What I hear from enterprises, by a margin of almost 3:1, is that most of their operations activity is related to user support, meaning that rather than being “event driven” in a technical sense, it’s complaint-driven. This, I think, is because of the transformation from building infrastructure to combining services. Networking is a combination of VPNs and SD-WAN (or SASE) and computing is the cloud, the data center, applications (self-developed and third party), and the users or employees aren’t able to parse the relationships to make a specific complaint. Instead they tend to report in terms of what they can’t do. Think “I can’t get on the network” or “I can’t access my application”.
The same shift in how users/workers are supported impacts the operations staff. Ops professionals tell me that if they get a user complaint, their first step is to check the state of their resources to see if there are any problems currently detected. Many will admit that if there’s something already known that’s reasonably associated with the reported problem, there’s a strong tendency to say “We’re working on it.” To actually try to isolate the problem, these professionals will usually ask a few questions or check a few displays to drive a first-level fault isolation. Is the problem one app or all apps, one user or everyone at a given location? They’ll use this top-down approach to align the likely problem with a specialist or management toolkit.
“Monitoring” and “management” are terms that in ops-talk tend to be associated with a resource-side approach to things. As almost 90% of line organizations and almost 40% of operations professionals believe, a demand-side approach would map better to the complaint-driven manner in which operations has evolved. This, I think, is the main driver behind the concept of “observability”. Yes, many say that the goal of observability is to get actionable data, but most of the products are really focused on getting application-side information given that the users are in almost all cases trying to use applications. If application performance could be tracked (“observed”) then you should be able to link what you find to user quality of experience. If the linkage is done right, then you should be able to isolate the cause to at least a specific service or element.
The goal in observability, wherever it’s started, is to get as detailed as possible a picture of a workflow associated with a user/application relationship. If we envision this workflow as being a series of message hops that starts with a request, traces through network, application, hosting, database, and other fulfillment elements, and then returns as a response, what we’d like to be able to do is to track and time units of work along the flow to establish where something is getting delayed, corrupted, or lost.
The primary challenge to observability is the visibility granularity within a given workflow. Imagine a user directly tied to a computer, running a monolithic application. Where can you intercept the work? The issues associated with probing for work detail have resulted in a whole industry of software companies who offer probe technology to introduce into software, creating work visibility (well, shall we say “observability”) where otherwise things would be opaque.
This illustrates the challenge of observability, and also calls out two basic approaches to it, which link back to the first blog I reference. You can go top-down, and intercept where there’s a point available, and by doing that you can at least get a handle on a lot of applications.
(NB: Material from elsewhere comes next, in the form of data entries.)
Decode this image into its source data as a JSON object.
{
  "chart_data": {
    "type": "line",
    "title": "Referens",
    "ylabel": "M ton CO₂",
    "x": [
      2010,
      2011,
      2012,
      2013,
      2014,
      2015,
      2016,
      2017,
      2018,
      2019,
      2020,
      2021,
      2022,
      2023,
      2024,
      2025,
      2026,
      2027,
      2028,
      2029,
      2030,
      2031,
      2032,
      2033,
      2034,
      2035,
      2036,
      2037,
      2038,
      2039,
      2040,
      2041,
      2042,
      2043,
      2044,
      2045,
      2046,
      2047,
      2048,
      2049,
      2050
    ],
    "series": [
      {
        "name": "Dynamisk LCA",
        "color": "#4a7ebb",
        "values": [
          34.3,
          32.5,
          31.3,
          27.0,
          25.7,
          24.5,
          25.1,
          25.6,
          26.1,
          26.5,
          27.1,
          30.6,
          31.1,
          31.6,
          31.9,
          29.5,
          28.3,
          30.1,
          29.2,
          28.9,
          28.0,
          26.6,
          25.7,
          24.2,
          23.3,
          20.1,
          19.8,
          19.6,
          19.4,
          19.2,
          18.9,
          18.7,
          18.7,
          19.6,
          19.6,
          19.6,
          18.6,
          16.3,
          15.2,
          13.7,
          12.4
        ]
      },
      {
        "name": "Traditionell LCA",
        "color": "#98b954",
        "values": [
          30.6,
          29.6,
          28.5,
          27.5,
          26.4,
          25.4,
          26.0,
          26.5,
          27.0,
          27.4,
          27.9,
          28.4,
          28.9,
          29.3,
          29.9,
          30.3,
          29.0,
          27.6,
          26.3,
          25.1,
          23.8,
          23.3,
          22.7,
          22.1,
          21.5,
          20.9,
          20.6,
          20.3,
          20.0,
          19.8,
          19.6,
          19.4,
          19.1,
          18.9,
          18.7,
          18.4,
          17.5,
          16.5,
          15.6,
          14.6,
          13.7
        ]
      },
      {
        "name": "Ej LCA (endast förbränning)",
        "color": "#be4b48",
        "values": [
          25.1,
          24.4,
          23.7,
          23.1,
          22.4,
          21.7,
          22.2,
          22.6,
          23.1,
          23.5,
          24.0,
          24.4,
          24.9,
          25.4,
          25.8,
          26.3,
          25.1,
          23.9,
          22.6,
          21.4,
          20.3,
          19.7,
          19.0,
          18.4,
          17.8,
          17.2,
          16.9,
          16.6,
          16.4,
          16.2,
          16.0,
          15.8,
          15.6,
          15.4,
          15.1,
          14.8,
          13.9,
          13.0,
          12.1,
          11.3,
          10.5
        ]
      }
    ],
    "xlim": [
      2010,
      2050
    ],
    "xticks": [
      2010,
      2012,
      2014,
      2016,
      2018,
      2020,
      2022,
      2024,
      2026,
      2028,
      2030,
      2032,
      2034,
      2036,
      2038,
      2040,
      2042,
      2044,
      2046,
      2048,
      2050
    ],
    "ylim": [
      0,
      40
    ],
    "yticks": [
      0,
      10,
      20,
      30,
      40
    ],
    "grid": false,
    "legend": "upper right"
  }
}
You can also start at the bottom, by working to create points where work can be monitored, and build upward to a system that incorporates all that data and draws insights from it. I’ve suggested that Splunk/Cisco took the first path, and that Juniper/Apstra took the second.
There’s another potential element in the Juniper arsenal if they choose to exploit it. Their acquisition of 128 Technology gave them what they now call “session-smart routing” or SSR. Session awareness, meaning the ability to recognize a specific user/application (or application-application) relationship to apply policies to it, would create a linkage between what the network knows and what applications and users are doing. That linkage could then contribute analytics to the overall picture, which means it could enhance observability.
I’m making that point not to pick a winner in the Cisco/Juniper face-off, or even to decide the issue of top-down versus bottom-up. My goal is to point out that the greatest challenge to observability is the very thing that’s been driving it at the positioning level; fragmentation and virtualization. We have broken up the fulfillment of user experiences into many different and disconnected pieces, so it’s hard to see the whole picture. We’ve created abstractions on which fulfillment of application and connection requirements depend, and by their very nature these abstractions hide things. QoE is the collective result of cooperative elements, and it depends on their actually cooperating. Since the range of “reasonable” behavior of any single element includes operating modes that may not represent cooperation, we need observability first and foremost to observe it all and report on the state of the whole. The winner in that space will not be the player who spins the most buzzwords and follows the current media hype, it will be the player who sees all, and knows all.